How can road freight transportation companies benefit from this? For one, adjusting their drivers’ work times could potentially result in the planning of journeys that would avoid the most intense traffic moments in urban areas, allowing drivers to sustain more consistent speeds without the need to repeat the brake and acceleration cycle too much.
That could be an issue when you are dealing with time-sensitive cargo, such as fresh fish. At the same time, gathering, analysing, and then providing conclusions from data can lead to productive discussions with customers on how to make their supply chains more efficient and in turn, more sustainable without the necessity of shifting to zero-emissions trucks.
Even integrating zero-emission trucks can be much easier with data, as electric heavy goods vehicles (HGV) have a limited range due to current technological limitations. Nevertheless, if a customer’s round trips are consistent and will not take the truck’s performance to the limit, it might be a perfect opportunity to open up a discussion about whether it would be viable to electrify a certain lane, including the building of corresponding infrastructure to completely eliminate emissions from that lane.
Furthermore, less polluting options, whether it would be cars, trucks, or vegan food, are seen as more expensive. While the stereotype is affirmed by the additional capital expenditure (CapEx) required to buy them, there are secondary costs that have to be looked at as well.That is where data comes in again. Electric trucks or any other type of vehicle that is powered by batteries have fewer moving parts which results in easier and cheaper maintenance procedures. But only data can provide clarity on whether that offsets the higher CapEx.
Data remains the key
At the end of the day, data remains the key that can unlock many of the doors that lead to a more sustainable future. Moving towards that future requires consistent effort and small steps, as only taking huge ones, such as ordering a lot of electric trucks, can delay actions that can be done here and now.
The development of Girteka’s intermodal rail traffic services between 2019 and 2022 resulted in the company dedicating more and more of its customers’ loads to electric trains in certain regions. As such, if in 2019 the company saved 927,700 kilograms of CO2, in 2022, it was 16 million kilograms of CO2 by developing its intermodal rail network across Europe. The growth is impressive and concrete data can help convince customers that this is a readily available option to reduce their supply chain’s emissions.
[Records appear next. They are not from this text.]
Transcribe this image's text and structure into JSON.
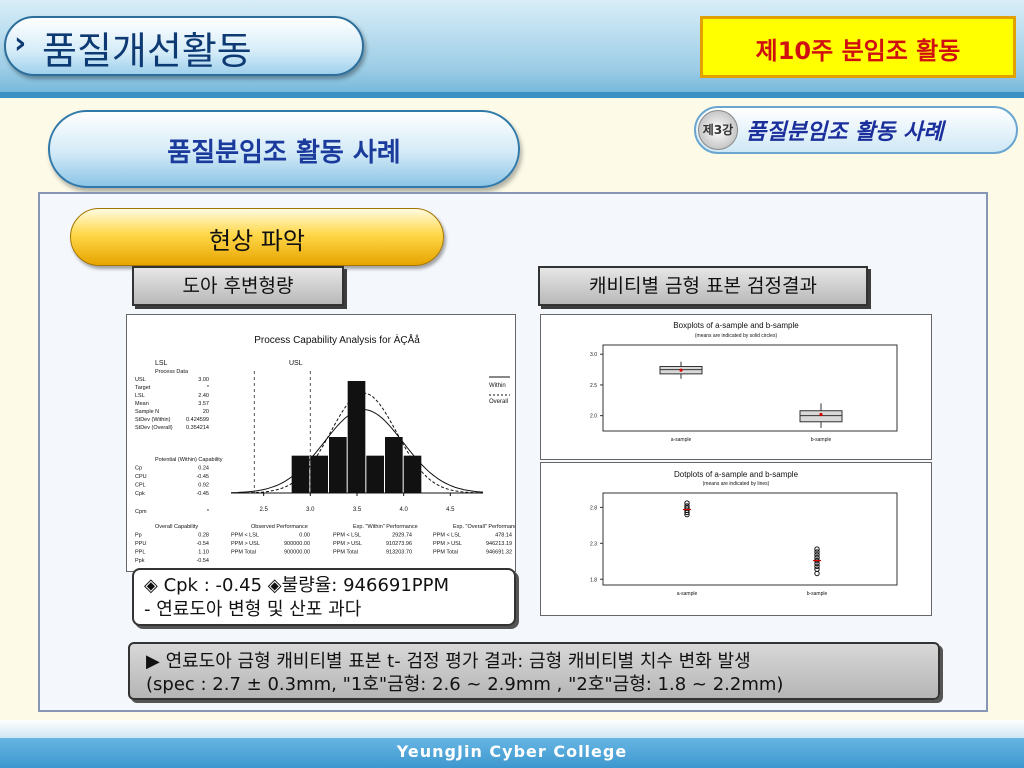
{
  "header": {
    "title": "품질개선활동",
    "week_label": "제10주 분임조 활동"
  },
  "section_title": "품질분임조 활동 사례",
  "lesson": {
    "badge": "제3강",
    "title": "품질분임조 활동 사례"
  },
  "phase_title": "현상 파악",
  "door_label": "도아 후변형량",
  "cavity_label": "캐비티별 금형 표본 검정결과",
  "capability": {
    "title": "Process Capability Analysis for ÀÇÅå",
    "lsl_label": "LSL",
    "usl_label": "USL",
    "legend_within": "Within",
    "legend_overall": "Overall",
    "process_header": "Process Data",
    "process_rows": [
      {
        "k": "USL",
        "v": "3.00"
      },
      {
        "k": "Target",
        "v": "*"
      },
      {
        "k": "LSL",
        "v": "2.40"
      },
      {
        "k": "Mean",
        "v": "3.57"
      },
      {
        "k": "Sample N",
        "v": "20"
      },
      {
        "k": "StDev (Within)",
        "v": "0.424599"
      },
      {
        "k": "StDev (Overall)",
        "v": "0.354214"
      }
    ],
    "potential_header": "Potential (Within) Capability",
    "potential_rows": [
      {
        "k": "Cp",
        "v": "0.24"
      },
      {
        "k": "CPU",
        "v": "-0.45"
      },
      {
        "k": "CPL",
        "v": "0.92"
      },
      {
        "k": "Cpk",
        "v": "-0.45"
      },
      {
        "k": "Cpm",
        "v": "*"
      }
    ],
    "overall_header": "Overall Capability",
    "overall_rows": [
      {
        "k": "Pp",
        "v": "0.28"
      },
      {
        "k": "PPU",
        "v": "-0.54"
      },
      {
        "k": "PPL",
        "v": "1.10"
      },
      {
        "k": "Ppk",
        "v": "-0.54"
      }
    ],
    "observed_header": "Observed Performance",
    "observed_rows": [
      {
        "k": "PPM < LSL",
        "v": "0.00"
      },
      {
        "k": "PPM > USL",
        "v": "900000.00"
      },
      {
        "k": "PPM Total",
        "v": "900000.00"
      }
    ],
    "within_header": "Exp. \"Within\" Performance",
    "within_rows": [
      {
        "k": "PPM < LSL",
        "v": "2929.74"
      },
      {
        "k": "PPM > USL",
        "v": "910273.96"
      },
      {
        "k": "PPM Total",
        "v": "913203.70"
      }
    ],
    "overallperf_header": "Exp. \"Overall\" Performance",
    "overallperf_rows": [
      {
        "k": "PPM < LSL",
        "v": "478.14"
      },
      {
        "k": "PPM > USL",
        "v": "946213.19"
      },
      {
        "k": "PPM Total",
        "v": "946691.32"
      }
    ],
    "x_ticks": [
      "2.5",
      "3.0",
      "3.5",
      "4.0",
      "4.5"
    ]
  },
  "boxplot": {
    "title": "Boxplots of a-sample and b-sample",
    "subtitle": "(means are indicated by solid circles)",
    "y_ticks": [
      "3.0",
      "2.5",
      "2.0"
    ],
    "categories": [
      "a-sample",
      "b-sample"
    ]
  },
  "dotplot": {
    "title": "Dotplots of a-sample and b-sample",
    "subtitle": "(means are indicated by lines)",
    "y_ticks": [
      "2.8",
      "2.3",
      "1.8"
    ],
    "categories": [
      "a-sample",
      "b-sample"
    ]
  },
  "cpk_note": {
    "line1": "◈ Cpk : -0.45  ◈불량율: 946691PPM",
    "line2": "- 연료도아 변형 및 산포 과다"
  },
  "result": {
    "line1": "▶ 연료도아 금형 캐비티별 표본 t- 검정 평가 결과: 금형 캐비티별 치수 변화 발생",
    "line2": "(spec : 2.7 ± 0.3mm, \"1호\"금형: 2.6 ~ 2.9mm , \"2호\"금형: 1.8 ~ 2.2mm)"
  },
  "footer": "YeungJin Cyber College",
  "chart_data": [
    {
      "type": "bar",
      "title": "Process Capability Analysis for ÀÇÅå",
      "x": [
        2.9,
        3.1,
        3.3,
        3.5,
        3.7,
        3.9,
        4.1
      ],
      "values": [
        2,
        2,
        3,
        6,
        2,
        3,
        2
      ],
      "xlim": [
        2.15,
        4.85
      ],
      "lsl": 2.4,
      "usl": 3.0,
      "mean": 3.57,
      "stdev_within": 0.424599,
      "stdev_overall": 0.354214
    },
    {
      "type": "box",
      "title": "Boxplots of a-sample and b-sample",
      "categories": [
        "a-sample",
        "b-sample"
      ],
      "ylim": [
        1.75,
        3.15
      ],
      "boxes": [
        {
          "min": 2.6,
          "q1": 2.68,
          "median": 2.75,
          "q3": 2.8,
          "max": 2.88,
          "mean": 2.74
        },
        {
          "min": 1.8,
          "q1": 1.9,
          "median": 2.0,
          "q3": 2.08,
          "max": 2.2,
          "mean": 2.02
        }
      ]
    },
    {
      "type": "scatter",
      "title": "Dotplots of a-sample and b-sample",
      "categories": [
        "a-sample",
        "b-sample"
      ],
      "ylim": [
        1.72,
        3.0
      ],
      "points": [
        [
          2.86,
          2.82,
          2.79,
          2.76,
          2.73,
          2.7
        ],
        [
          2.22,
          2.18,
          2.14,
          2.1,
          2.06,
          2.02,
          1.98,
          1.94,
          1.88
        ]
      ],
      "means": [
        2.77,
        2.06
      ]
    }
  ]
}
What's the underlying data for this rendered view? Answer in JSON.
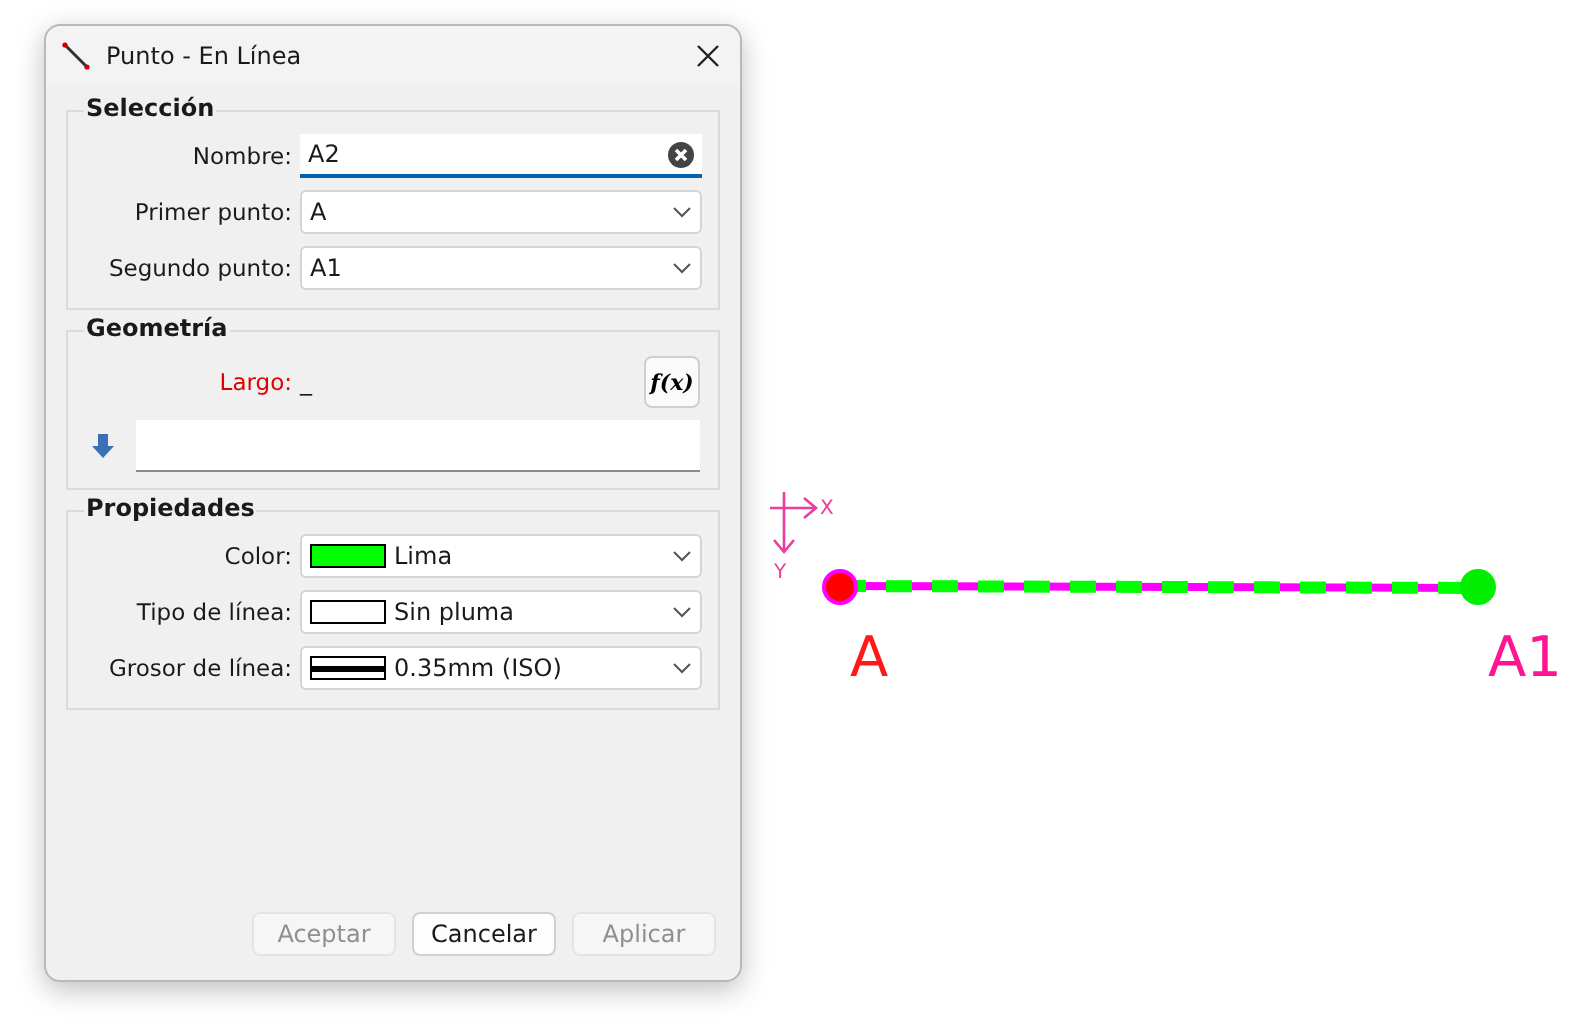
{
  "window": {
    "title": "Punto - En Línea"
  },
  "seleccion": {
    "title": "Selección",
    "fields": [
      {
        "kind": "text",
        "label": "Nombre:",
        "value": "A2",
        "focused": true
      },
      {
        "kind": "combo",
        "label": "Primer punto:",
        "value": "A"
      },
      {
        "kind": "combo",
        "label": "Segundo punto:",
        "value": "A1"
      }
    ]
  },
  "geometria": {
    "title": "Geometría",
    "label": "Largo:",
    "value": "_",
    "formula_button": "f(x)"
  },
  "propiedades": {
    "title": "Propiedades",
    "fields": [
      {
        "kind": "color",
        "label": "Color:",
        "value": "Lima",
        "color": "#00ff00"
      },
      {
        "kind": "pen",
        "label": "Tipo de línea:",
        "value": "Sin pluma"
      },
      {
        "kind": "width",
        "label": "Grosor de línea:",
        "value": "0.35mm (ISO)"
      }
    ]
  },
  "buttons": [
    {
      "label": "Aceptar",
      "disabled": true
    },
    {
      "label": "Cancelar",
      "disabled": false
    },
    {
      "label": "Aplicar",
      "disabled": true
    }
  ],
  "canvas": {
    "axis_x": "X",
    "axis_y": "Y",
    "points": [
      {
        "label": "A",
        "selected": true
      },
      {
        "label": "A1",
        "selected": false
      }
    ]
  }
}
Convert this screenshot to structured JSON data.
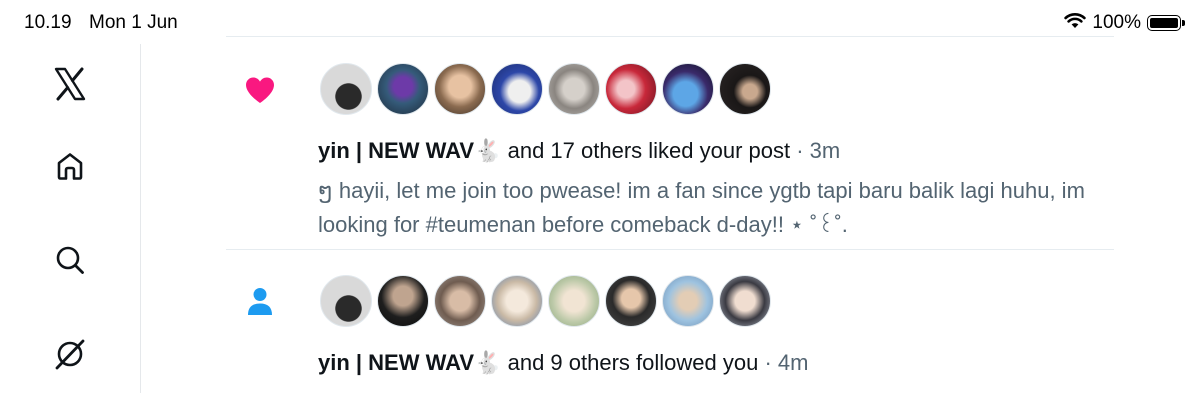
{
  "status_bar": {
    "time": "10.19",
    "date": "Mon 1 Jun",
    "battery_percent": "100%"
  },
  "sidebar": {
    "items": [
      "x-logo-icon",
      "home-icon",
      "search-icon",
      "grok-icon"
    ]
  },
  "colors": {
    "like": "#f91880",
    "follow": "#1d9bf0",
    "secondary_text": "#536471",
    "divider": "#e6ecf0"
  },
  "notifications": [
    {
      "type": "like",
      "icon": "heart-icon",
      "avatar_count": 8,
      "user": "yin | NEW WAV🐇",
      "action": " and 17 others liked your post",
      "separator": " · ",
      "time": "3m",
      "post_text": "ໆ hayii, let me join too pwease! im a fan since ygtb tapi baru balik lagi huhu, im looking for #teumenan before comeback d-day!! ⋆ ˚꒰˚."
    },
    {
      "type": "follow",
      "icon": "person-icon",
      "avatar_count": 8,
      "user": "yin | NEW WAV🐇",
      "action": " and 9 others followed you",
      "separator": " · ",
      "time": "4m"
    }
  ]
}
Overall, owning all of your trucks is another way for Girteka to ensure that it can continue collecting and analysing data that could lead to further emissions savings. Data supports the usage of tools such as the AI Operator and AI Planner that have helped the company become much more efficient in utilizing its trucks and trailers with the help of its partners’ solutions, such as the SAP Transport Management (TM) system.
As such, every decision to plan journeys or assign loads to certain trucks is based on data, reducing the workload and stress of Girteka’s colleagues. Data analysis, simulations, and data-based decisions mean that as a digitalized road transport company, Girteka can utilize its fleet of over 9,000 trucks efficiently and continue reducing its emissions by optimizing its daily operations and the utilization of its fleet.